White called the auditor’s findings misleading and said the funds were mainly in necessary reserve accounts that were repeatedly revealed, according to the Los Angeles Times.

“Those who think we’re doing something on the sly just really are totally, totally inaccurate,” he told the newspaper in June. “There is nothing nefarious here.”

A tense moment in White’s tenure occurred when faculty, coaches, counselors and librarians voted for a five-day strike in 2016. A last-minute contract agreement averted a walk-out that would have shut down all campuses.

CSU trustee Peter Taylor, who is chairman of the board’s education policy committee, said he was somewhat surprised by White’s retirement announcement. “I thought he would ride the wave and relish the accomplishment of the great momentum in the graduation initiative,” Taylor said. “Cultural change is not easy to put in place in higher education and Tim and his team really moved the needle. I expected he would stick around a little more to accept the pats on the back.”
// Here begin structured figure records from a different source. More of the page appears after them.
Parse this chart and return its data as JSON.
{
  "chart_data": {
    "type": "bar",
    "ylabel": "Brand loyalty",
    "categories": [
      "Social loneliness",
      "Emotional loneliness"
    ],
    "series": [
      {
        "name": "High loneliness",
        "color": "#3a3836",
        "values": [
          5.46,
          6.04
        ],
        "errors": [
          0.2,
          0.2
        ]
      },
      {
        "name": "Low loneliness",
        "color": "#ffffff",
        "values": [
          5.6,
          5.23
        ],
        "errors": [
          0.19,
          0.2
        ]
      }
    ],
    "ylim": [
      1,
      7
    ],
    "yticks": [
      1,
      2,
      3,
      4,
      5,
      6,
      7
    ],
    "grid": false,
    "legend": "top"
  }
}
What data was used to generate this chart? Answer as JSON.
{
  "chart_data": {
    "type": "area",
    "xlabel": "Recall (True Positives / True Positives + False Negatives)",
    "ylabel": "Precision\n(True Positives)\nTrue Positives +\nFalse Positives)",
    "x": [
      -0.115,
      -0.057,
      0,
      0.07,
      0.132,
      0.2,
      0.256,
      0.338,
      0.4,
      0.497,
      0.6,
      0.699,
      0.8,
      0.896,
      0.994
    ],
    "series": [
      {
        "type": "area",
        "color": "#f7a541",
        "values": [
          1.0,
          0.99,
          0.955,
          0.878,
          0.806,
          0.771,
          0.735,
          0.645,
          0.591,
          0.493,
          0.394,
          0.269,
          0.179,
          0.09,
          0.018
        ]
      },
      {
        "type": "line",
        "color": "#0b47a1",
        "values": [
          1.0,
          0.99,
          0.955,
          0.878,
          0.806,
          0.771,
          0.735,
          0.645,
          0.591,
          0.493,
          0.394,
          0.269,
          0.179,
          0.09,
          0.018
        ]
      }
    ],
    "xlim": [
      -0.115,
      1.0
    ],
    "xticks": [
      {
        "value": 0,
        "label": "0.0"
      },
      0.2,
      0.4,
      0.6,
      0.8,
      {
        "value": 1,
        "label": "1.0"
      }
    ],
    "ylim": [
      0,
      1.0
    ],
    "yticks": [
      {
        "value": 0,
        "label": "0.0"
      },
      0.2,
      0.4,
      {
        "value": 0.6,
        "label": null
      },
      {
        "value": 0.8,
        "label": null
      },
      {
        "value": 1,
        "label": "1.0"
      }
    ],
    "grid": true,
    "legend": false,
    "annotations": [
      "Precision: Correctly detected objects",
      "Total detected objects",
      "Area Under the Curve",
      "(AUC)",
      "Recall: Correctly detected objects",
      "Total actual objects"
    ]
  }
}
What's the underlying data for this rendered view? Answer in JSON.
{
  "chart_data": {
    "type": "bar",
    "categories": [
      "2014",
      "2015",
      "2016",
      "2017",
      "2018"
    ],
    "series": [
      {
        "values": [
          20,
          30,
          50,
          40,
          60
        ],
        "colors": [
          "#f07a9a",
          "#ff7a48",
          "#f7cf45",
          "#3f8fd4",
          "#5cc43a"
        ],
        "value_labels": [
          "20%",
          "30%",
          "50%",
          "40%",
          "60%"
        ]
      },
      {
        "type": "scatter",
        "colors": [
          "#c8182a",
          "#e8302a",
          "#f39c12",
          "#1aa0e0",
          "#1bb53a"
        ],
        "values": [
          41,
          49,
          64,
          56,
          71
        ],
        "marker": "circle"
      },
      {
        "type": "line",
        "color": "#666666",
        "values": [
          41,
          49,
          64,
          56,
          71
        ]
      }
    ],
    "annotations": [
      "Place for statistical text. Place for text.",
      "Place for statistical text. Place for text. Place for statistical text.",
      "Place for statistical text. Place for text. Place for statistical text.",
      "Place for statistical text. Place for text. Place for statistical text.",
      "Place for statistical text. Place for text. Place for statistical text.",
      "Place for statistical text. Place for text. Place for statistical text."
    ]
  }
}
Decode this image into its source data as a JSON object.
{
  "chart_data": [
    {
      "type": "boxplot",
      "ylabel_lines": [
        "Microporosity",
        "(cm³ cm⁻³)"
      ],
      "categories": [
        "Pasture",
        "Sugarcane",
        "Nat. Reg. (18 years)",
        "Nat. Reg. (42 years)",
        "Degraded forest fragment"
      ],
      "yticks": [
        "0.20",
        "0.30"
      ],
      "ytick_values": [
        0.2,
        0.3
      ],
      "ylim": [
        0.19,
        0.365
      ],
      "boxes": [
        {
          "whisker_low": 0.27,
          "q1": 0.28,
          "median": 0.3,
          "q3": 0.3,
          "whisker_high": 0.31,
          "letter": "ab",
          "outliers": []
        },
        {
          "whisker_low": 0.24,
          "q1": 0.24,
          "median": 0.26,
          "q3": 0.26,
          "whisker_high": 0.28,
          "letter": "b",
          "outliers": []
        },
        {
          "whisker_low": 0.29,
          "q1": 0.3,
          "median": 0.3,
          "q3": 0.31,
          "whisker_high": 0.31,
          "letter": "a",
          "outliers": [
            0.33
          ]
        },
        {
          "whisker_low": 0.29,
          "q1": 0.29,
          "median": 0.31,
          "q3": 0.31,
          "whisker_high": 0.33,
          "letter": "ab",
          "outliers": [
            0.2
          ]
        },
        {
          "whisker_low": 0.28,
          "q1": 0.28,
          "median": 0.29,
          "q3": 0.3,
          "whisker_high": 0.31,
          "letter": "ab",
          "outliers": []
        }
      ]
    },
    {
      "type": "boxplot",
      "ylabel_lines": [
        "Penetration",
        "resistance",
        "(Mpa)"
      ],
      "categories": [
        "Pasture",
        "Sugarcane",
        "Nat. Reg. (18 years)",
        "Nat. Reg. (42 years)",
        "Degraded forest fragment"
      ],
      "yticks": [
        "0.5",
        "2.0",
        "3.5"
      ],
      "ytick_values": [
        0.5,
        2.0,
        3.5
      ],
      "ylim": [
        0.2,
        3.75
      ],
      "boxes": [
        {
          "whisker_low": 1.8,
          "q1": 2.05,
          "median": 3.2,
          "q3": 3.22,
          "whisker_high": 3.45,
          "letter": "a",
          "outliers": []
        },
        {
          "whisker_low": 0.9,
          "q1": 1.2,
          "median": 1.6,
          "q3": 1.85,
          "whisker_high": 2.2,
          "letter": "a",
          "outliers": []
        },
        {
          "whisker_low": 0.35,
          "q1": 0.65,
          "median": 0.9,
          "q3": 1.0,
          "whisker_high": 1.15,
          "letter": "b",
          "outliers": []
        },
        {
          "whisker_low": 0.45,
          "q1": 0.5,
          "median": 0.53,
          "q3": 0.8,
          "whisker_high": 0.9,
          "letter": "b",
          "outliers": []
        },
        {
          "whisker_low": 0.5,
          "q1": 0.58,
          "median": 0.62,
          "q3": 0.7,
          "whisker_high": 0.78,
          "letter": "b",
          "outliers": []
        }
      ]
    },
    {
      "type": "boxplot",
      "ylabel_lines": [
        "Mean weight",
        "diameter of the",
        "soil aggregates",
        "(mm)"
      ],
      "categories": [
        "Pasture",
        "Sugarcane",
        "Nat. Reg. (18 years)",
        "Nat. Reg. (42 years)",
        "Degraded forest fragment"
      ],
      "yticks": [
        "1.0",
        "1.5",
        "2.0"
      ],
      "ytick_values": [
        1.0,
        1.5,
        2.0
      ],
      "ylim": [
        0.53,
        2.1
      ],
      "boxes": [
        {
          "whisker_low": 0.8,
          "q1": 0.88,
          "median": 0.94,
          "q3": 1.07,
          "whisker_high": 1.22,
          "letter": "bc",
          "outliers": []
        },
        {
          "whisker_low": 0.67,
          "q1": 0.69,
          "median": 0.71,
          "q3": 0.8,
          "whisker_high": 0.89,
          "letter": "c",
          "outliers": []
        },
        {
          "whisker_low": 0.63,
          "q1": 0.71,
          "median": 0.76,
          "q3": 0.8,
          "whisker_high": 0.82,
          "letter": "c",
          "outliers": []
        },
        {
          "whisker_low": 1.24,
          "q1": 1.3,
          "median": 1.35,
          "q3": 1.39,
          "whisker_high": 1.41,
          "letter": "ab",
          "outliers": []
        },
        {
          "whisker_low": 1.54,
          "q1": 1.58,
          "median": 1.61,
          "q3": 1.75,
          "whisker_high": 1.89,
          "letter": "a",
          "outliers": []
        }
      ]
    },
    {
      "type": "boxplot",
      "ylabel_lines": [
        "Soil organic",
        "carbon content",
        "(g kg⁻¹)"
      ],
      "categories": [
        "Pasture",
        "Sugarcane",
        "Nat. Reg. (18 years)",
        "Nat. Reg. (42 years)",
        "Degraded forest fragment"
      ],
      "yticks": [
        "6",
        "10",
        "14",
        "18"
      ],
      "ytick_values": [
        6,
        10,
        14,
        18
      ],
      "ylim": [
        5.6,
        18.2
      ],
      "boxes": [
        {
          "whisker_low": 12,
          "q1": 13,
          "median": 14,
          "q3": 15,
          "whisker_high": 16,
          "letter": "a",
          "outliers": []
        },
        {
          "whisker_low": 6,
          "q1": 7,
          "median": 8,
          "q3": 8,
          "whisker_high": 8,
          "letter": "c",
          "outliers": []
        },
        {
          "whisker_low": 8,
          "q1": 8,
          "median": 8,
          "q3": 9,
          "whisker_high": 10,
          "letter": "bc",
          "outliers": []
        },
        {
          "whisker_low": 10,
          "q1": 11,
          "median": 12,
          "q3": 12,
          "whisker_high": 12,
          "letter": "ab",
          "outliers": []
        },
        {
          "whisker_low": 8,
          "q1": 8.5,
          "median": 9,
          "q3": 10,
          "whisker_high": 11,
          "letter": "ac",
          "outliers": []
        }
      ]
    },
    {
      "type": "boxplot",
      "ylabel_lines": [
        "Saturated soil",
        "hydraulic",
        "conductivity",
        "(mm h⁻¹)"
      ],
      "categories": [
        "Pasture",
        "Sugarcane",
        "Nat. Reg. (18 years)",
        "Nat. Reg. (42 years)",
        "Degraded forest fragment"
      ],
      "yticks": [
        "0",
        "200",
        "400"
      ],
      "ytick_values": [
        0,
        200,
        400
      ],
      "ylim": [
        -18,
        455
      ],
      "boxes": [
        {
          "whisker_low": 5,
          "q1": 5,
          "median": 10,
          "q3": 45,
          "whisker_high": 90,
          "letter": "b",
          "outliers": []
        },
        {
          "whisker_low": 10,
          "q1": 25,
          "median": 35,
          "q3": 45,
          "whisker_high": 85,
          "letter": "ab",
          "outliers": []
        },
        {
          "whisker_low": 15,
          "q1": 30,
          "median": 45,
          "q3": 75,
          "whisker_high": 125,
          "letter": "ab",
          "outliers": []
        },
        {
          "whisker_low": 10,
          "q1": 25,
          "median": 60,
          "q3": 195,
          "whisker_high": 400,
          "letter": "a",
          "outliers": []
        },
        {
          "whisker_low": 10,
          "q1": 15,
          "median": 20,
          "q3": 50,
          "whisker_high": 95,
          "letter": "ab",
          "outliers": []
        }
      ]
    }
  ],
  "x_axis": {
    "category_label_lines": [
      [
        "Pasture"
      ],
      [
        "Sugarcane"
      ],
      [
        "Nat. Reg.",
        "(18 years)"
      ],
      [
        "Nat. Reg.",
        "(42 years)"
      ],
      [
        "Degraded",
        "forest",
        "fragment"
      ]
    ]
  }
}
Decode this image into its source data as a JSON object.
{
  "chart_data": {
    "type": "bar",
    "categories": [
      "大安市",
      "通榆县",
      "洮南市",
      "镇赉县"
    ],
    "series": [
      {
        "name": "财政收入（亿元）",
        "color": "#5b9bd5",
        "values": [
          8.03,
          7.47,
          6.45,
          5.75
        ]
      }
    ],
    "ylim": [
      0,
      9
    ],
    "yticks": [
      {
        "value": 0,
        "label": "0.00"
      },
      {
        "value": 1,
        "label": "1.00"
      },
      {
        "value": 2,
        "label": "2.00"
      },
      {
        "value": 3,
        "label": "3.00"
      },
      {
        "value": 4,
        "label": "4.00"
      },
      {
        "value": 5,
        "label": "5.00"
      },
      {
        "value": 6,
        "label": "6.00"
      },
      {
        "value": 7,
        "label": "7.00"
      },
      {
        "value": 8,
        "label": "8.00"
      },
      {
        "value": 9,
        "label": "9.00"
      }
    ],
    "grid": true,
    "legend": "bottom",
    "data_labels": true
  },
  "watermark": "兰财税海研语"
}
White’s leadership was key to leading the CSU through recessionary times to what are now “very, very positive relations in Sacramento,” added Taylor, who is now President of the ECMC Foundation, which provides funding for efforts to improve higher education outcomes for underserved students, and previously was UC’s chief financial officer White’s style was to have less centralized “command and control” in the chancellor’s office than some past administrations and to allow campuses more flexibility and authority, Taylor said.

Taylor said he was not worried that UC and CSU would compete in their searches to find new leaders. UC’s emphasis on being a research university, with medical schools and federal energy labs, is very different from CSU’s focus on undergraduate education, Taylor said, adding the two simultaneous searches will “appeal to two different types of people.”

CSU student trustee Juan Garcia said he too was surprised by White’s move since he seemed to be so energetic and engaged in the job. “There will be some huge shoes to fill,” said Garcia, who is a fourth-year political science major at Cal Poly Pomona. Students were upset about the 2017 tuition increase — a $270 hike to $5,742 a year for California undergraduates. But overall, he and others students who got to know White, “don’t doubt that his intent was good.”

White’s leadership style included the unexpected. During his time at UC Riverside, White engaged in some undercover drama. He wore a disguise, including false teeth, an earring and eyeglasses, to star in a 2011 episode of the CBS television show “Undercover Boss.” He worked various university jobs, including as a maintenance worker, alongside employees who reportedly did not recognize him and he said he gained insights into how students and employees viewed university policies.